Un nuevo Talleres vio la luz en el clásico ante Instituto. Carlos Tevez y una disponibilidad justa dispusieron la puesta en escena de un equipo cuyo envase fue un 3–5–2 con novedades importantes determinadas por las presencias de dos debutantes: Franco Cristaldo y Alexandro Maidana, más el rescate de Rodrigo Guth para suplir la ausencia de un referente como Matías Catalán. El “Hasta acá llegamos” del “Apache” ante San Lorenzo marcó que iba a haber un antes y un después.
La apuesta fue distinta en envase, pero más debía serlo en contenido. El gol de Valentín Dávila, a la media hora de juego, fue lo mejor que pudo pasarle después de un mal inicio ante un Instituto que hizo circular la pelota, pero al que le faltó precisión para anotar y terminó perdonando.

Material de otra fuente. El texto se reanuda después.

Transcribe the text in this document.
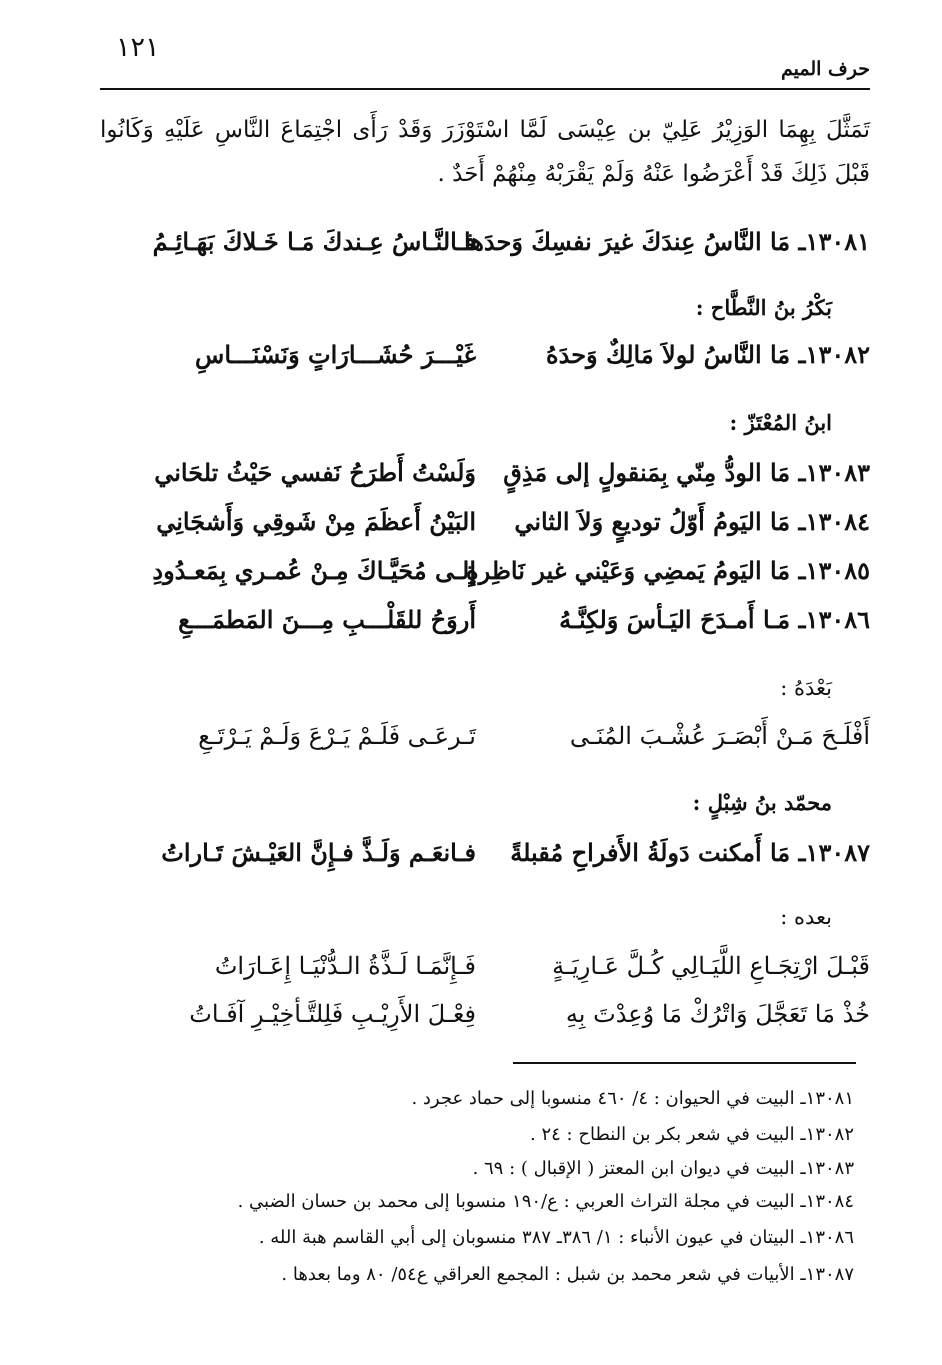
١٢١
حرف الميم
تَمَثَّلَ بِهِمَا الوَزِيْرُ عَلِيّ بن عِيْسَى لَمَّا اسْتَوْزَرَ وَقَدْ رَأَى اجْتِمَاعَ النَّاسِ عَلَيْهِ وَكَانُوا قَبْلَ ذَلِكَ قَدْ أَعْرَضُوا عَنْهُ وَلَمْ يَقْرَبْهُ مِنْهُمْ أَحَدٌ .
١٣٠٨١ـ مَا النَّاسُ عِندَكَ غيرَ نفسِكَ وَحدَها
فـالنَّـاسُ عِـندكَ مَـا خَـلاكَ بَهَـائِـمُ
بَكْرُ بنُ النَّطَّاح :
١٣٠٨٢ـ مَا النَّاسُ لولاَ مَالِكٌ وَحدَهُ
غَيْـــرَ حُشَـــارَاتٍ وَنَسْنَـــاسِ
ابنُ المُعْتَزّ :
١٣٠٨٣ـ مَا الودُّ مِنّي بِمَنقولٍ إلى مَذِقٍ
وَلَسْتُ أَطرَحُ نَفسي حَيْثُ تلحَاني
١٣٠٨٤ـ مَا اليَومُ أَوّلُ توديعٍ وَلاَ الثاني
البَيْنُ أَعظَمَ مِنْ شَوقِي وَأَشجَانِي
١٣٠٨٥ـ مَا اليَومُ يَمضِي وَعَيْني غير نَاظِرةٍ
إلـى مُحَيَّـاكَ مِـنْ عُمـري بِمَعـدُودِ
١٣٠٨٦ـ مَـا أَمـدَحَ اليَـأسَ وَلكِنَّـهُ
أَروَحُ للقَلْـــبِ مِـــنَ المَطمَـــعِ
بَعْدَهُ :
أَفْلَـحَ مَـنْ أَبْصَـرَ عُشْـبَ المُنَـى
تَـرعَـى فَلَـمْ يَـرْعَ وَلَـمْ يَـرْتَـعِ
محمّد بنُ شِبْلٍ :
١٣٠٨٧ـ مَا أَمكنت دَولَةُ الأَفراحِ مُقبلةً
فـانعَـم وَلَـذَّ فـإِنَّ العَيْـشَ تَـاراتُ
بعده :
قَبْـلَ ارْتِجَـاعِ اللَّيَـالِي كُـلَّ عَـارِيَـةٍ
فَـإِنَّمَـا لَـذَّةُ الـدُّنْيَـا إِعَـارَاتُ
خُذْ مَا تَعَجَّلَ وَاتْرُكْ مَا وُعِدْتَ بِهِ
فِعْـلَ الأَرِيْـبِ فَلِلتَّـأخِيْـرِ آفَـاتُ
١٣٠٨١ـ البيت في الحيوان : ٤/ ٤٦٠ منسوبا إلى حماد عجرد .
١٣٠٨٢ـ البيت في شعر بكر بن النطاح : ٢٤ .
١٣٠٨٣ـ البيت في ديوان ابن المعتز ( الإقبال ) : ٦٩ .
١٣٠٨٤ـ البيت في مجلة التراث العربي : ع/١٩٠ منسوبا إلى محمد بن حسان الضبي .
١٣٠٨٦ـ البيتان في عيون الأنباء : ١/ ٣٨٦ـ ٣٨٧ منسوبان إلى أبي القاسم هبة الله .
١٣٠٨٧ـ الأبيات في شعر محمد بن شبل : المجمع العراقي ع٥٤/ ٨٠ وما بعدها .
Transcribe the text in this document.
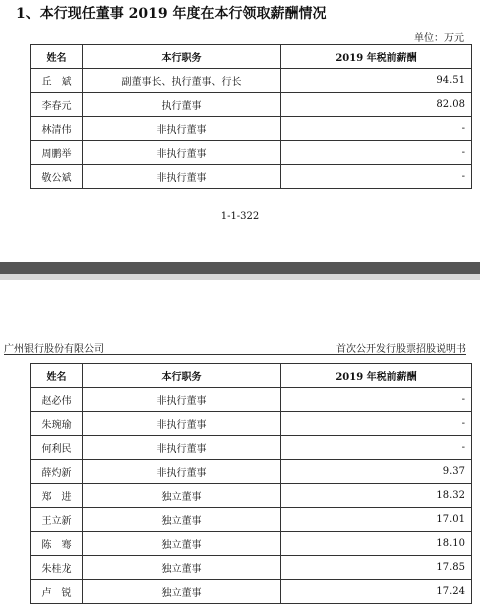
1、本行现任董事 2019 年度在本行领取薪酬情况
单位：万元
姓名	本行职务	2019 年税前薪酬
丘　斌	副董事长、执行董事、行长	94.51
李春元	执行董事	82.08
林清伟	非执行董事	-
周鹏举	非执行董事	-
敬公斌	非执行董事	-
1-1-322
广州银行股份有限公司	首次公开发行股票招股说明书
姓名	本行职务	2019 年税前薪酬
赵必伟	非执行董事	-
朱琬瑜	非执行董事	-
何利民	非执行董事	-
薛灼新	非执行董事	9.37
郑　进	独立董事	18.32
王立新	独立董事	17.01
陈　骞	独立董事	18.10
朱桂龙	独立董事	17.85
卢　锐	独立董事	17.24
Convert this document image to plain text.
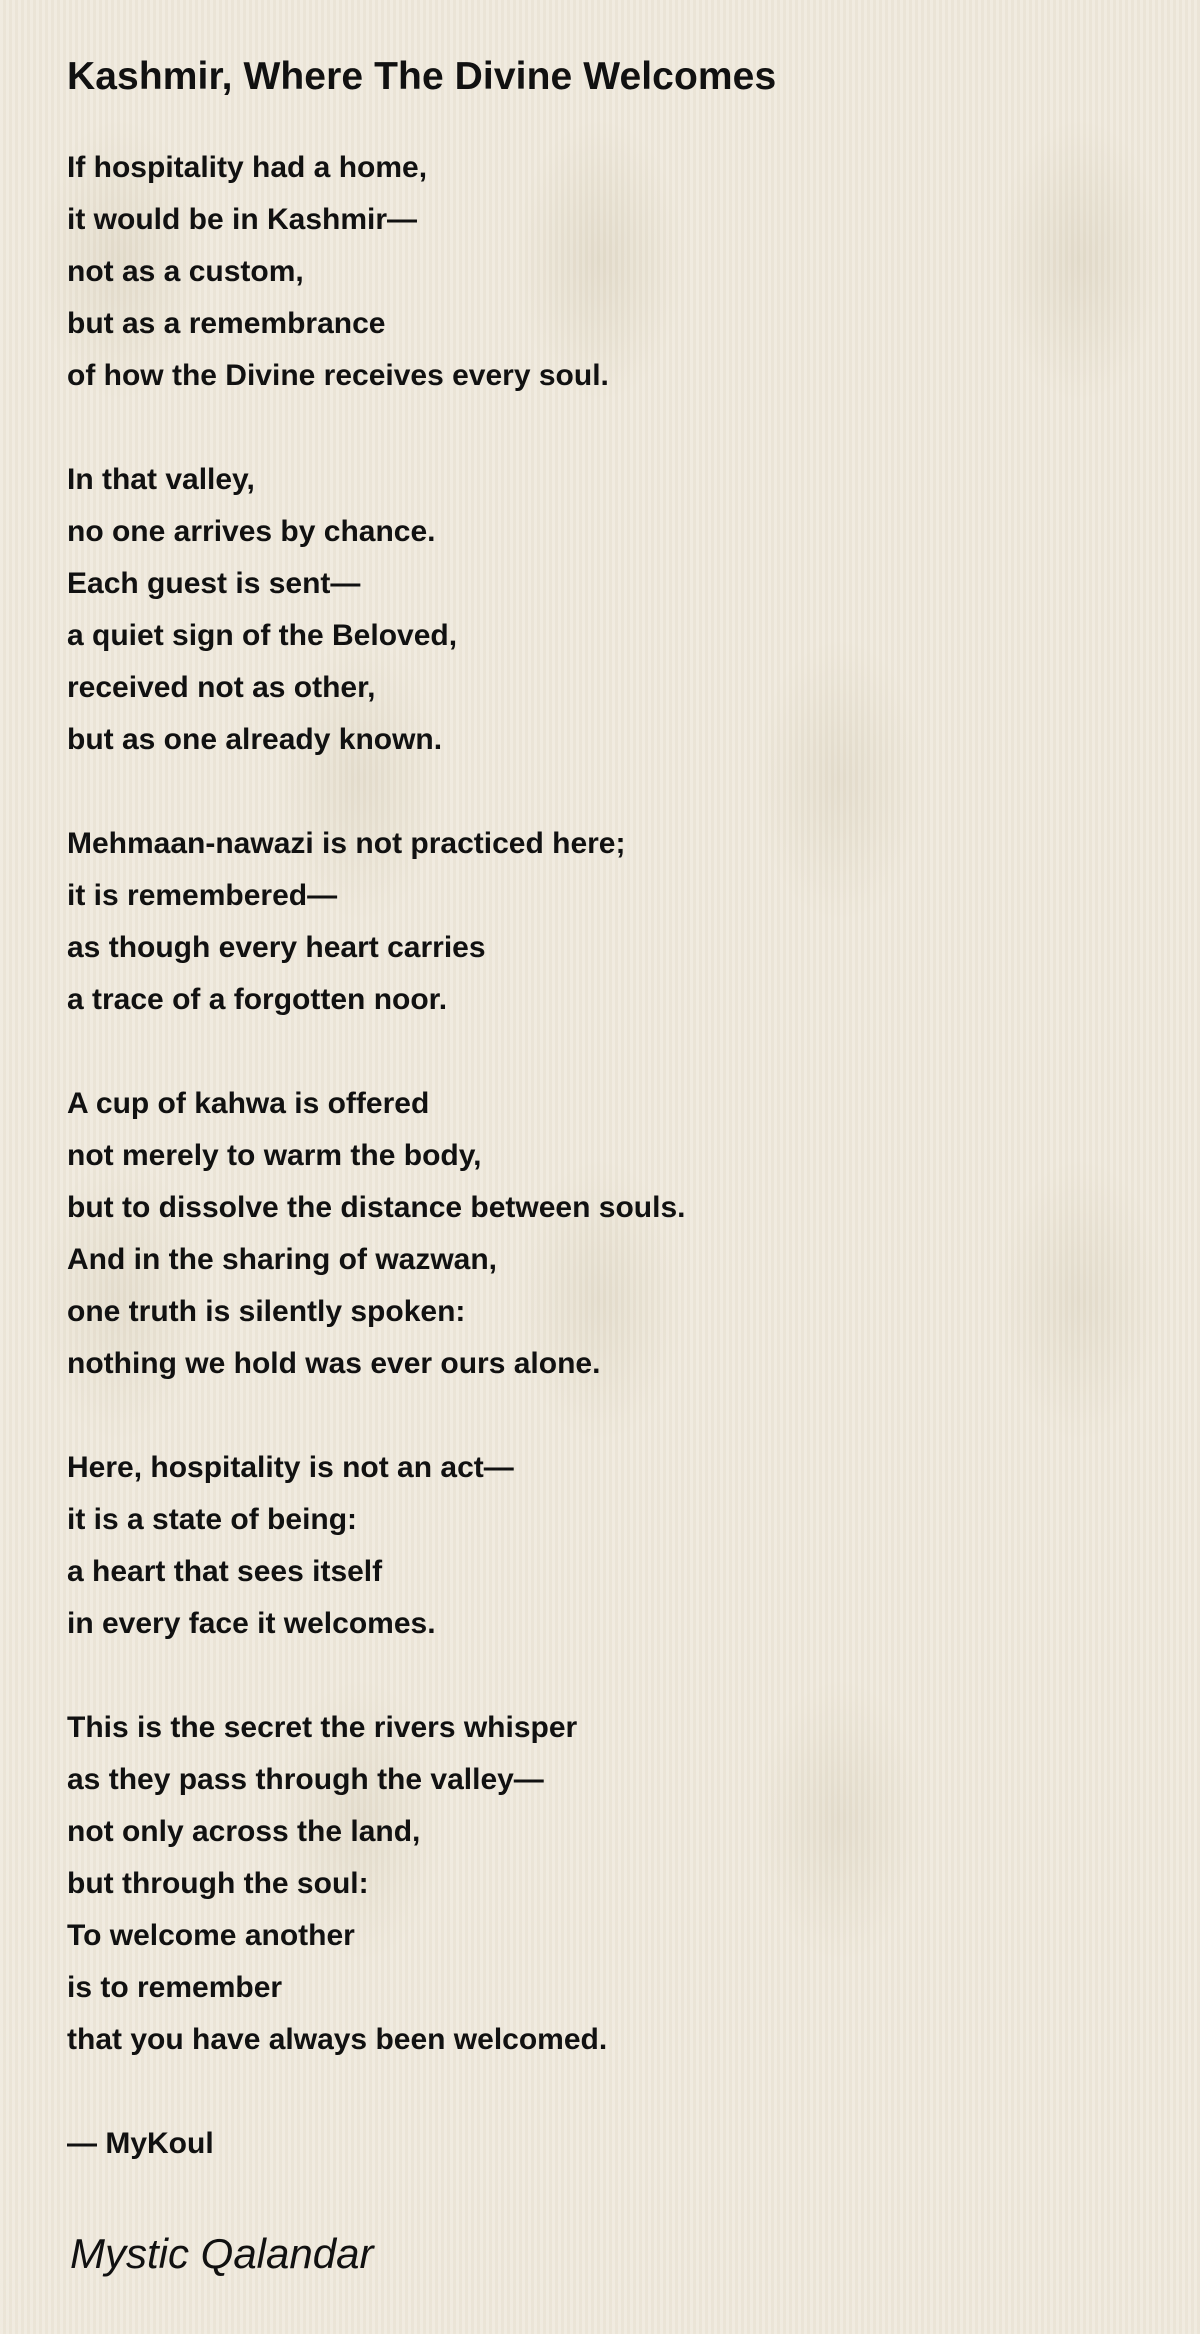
Kashmir, Where The Divine Welcomes
If hospitality had a home,
it would be in Kashmir—
not as a custom,
but as a remembrance
of how the Divine receives every soul.
In that valley,
no one arrives by chance.
Each guest is sent—
a quiet sign of the Beloved,
received not as other,
but as one already known.
Mehmaan-nawazi is not practiced here;
it is remembered—
as though every heart carries
a trace of a forgotten noor.
A cup of kahwa is offered
not merely to warm the body,
but to dissolve the distance between souls.
And in the sharing of wazwan,
one truth is silently spoken:
nothing we hold was ever ours alone.
Here, hospitality is not an act—
it is a state of being:
a heart that sees itself
in every face it welcomes.
This is the secret the rivers whisper
as they pass through the valley—
not only across the land,
but through the soul:
To welcome another
is to remember
that you have always been welcomed.

— MyKoul

Mystic Qalandar
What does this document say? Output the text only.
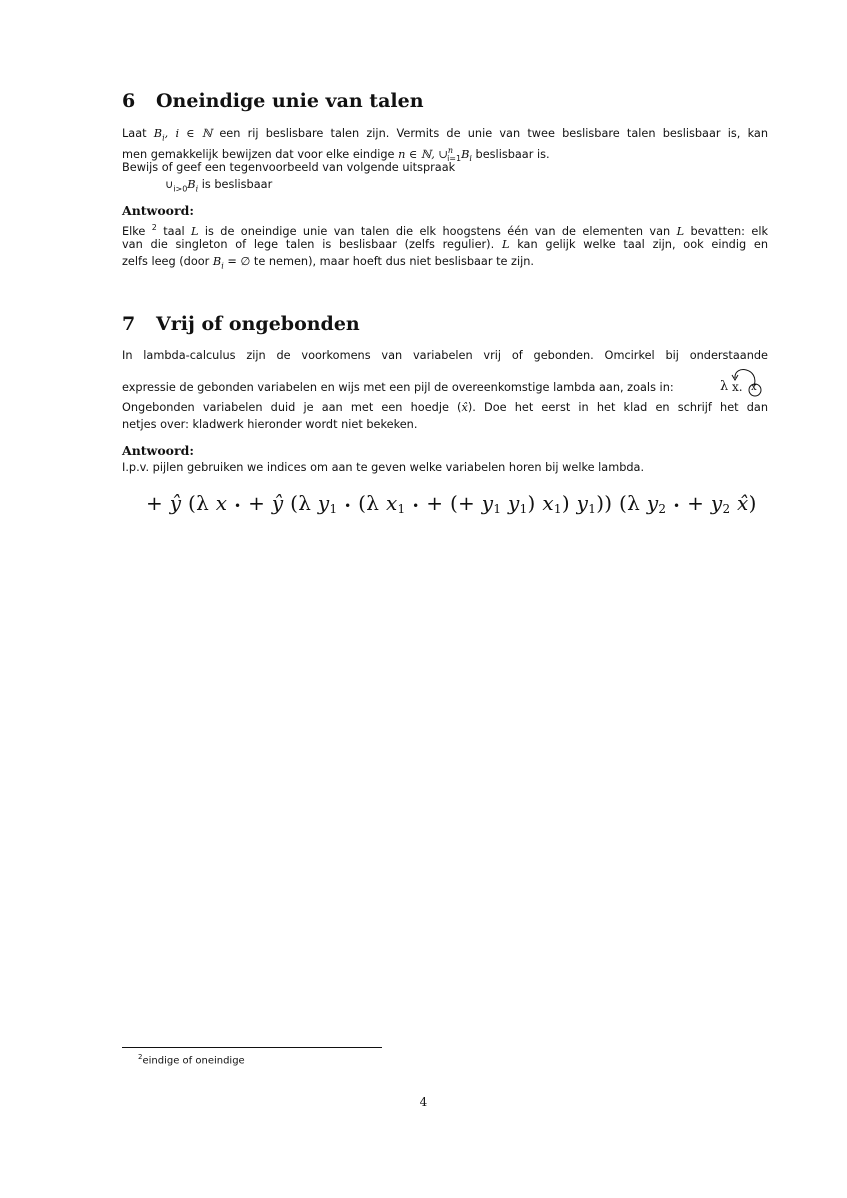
6 Oneindige unie van talen
Laat $B_i$, i ∈ ℕ een rij beslisbare talen zijn. Vermits de unie van twee beslisbare talen beslisbaar is, kan
men gemakkelijk bewijzen dat voor elke eindige n ∈ ℕ, $\cup^n_{i=1}B_i$ beslisbaar is.
Bewijs of geef een tegenvoorbeeld van volgende uitspraak
$\cup_{i>0}B_i$ is beslisbaar
Antwoord:
Elke $^2$ taal L is de oneindige unie van talen die elk hoogstens één van de elementen van L bevatten: elk
van die singleton of lege talen is beslisbaar (zelfs regulier). L kan gelijk welke taal zijn, ook eindig en
zelfs leeg (door $B_i$ = ∅ te nemen), maar hoeft dus niet beslisbaar te zijn.
7 Vrij of ongebonden
In lambda-calculus zijn de voorkomens van variabelen vrij of gebonden. Omcirkel bij onderstaande
expressie de gebonden variabelen en wijs met een pijl de overeenkomstige lambda aan, zoals in:	λ x. x
Ongebonden variabelen duid je aan met een hoedje (x̂). Doe het eerst in het klad en schrijf het dan
netjes over: kladwerk hieronder wordt niet bekeken.
Antwoord:
I.p.v. pijlen gebruiken we indices om aan te geven welke variabelen horen bij welke lambda.
+ ŷ (λ x • + ŷ (λ $y_1$ • (λ $x_1$ • + (+ $y_1$ $y_1$) $x_1$) $y_1$)) (λ $y_2$ • + $y_2$ x̂)
$^2$eindige of oneindige
4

El tanto de Dávila llegó en la primera acción de riesgo después de que el dispositivo defensivo se mostrara permeable cuando Instituto presionó y cuando tuvo que salir jugando. De no ser por Herrera y la impotencia albirroja, Talleres no hubiera podido mantener el cero en ese primer tiempo. Hacia arriba, el único que jugó fue Matías Galarza, casi en soledad, a la espera de la asociación con Cristaldo. Las pasadas de Schott y Maidana aparecieron como otras esperanzas en ataque.
Los cambios aportaron más resistencia que juego, mientras la figura de Guido Herrera se agigantó cada vez más. Entró Mateo Cáceres y se armó una línea de cuatro; luego ingresaron Ortegoza, Rick, Río y hasta Catalán. Instituto siguió llegando, pero no logró el control de pelota necesario para pensar en algo más que rechazar y esperar otra salvada de Herrera. Cuando Instituto se venía y la defensa empezaba a flaquear, Rick definió el partido en un contrataque con un gol de clásico.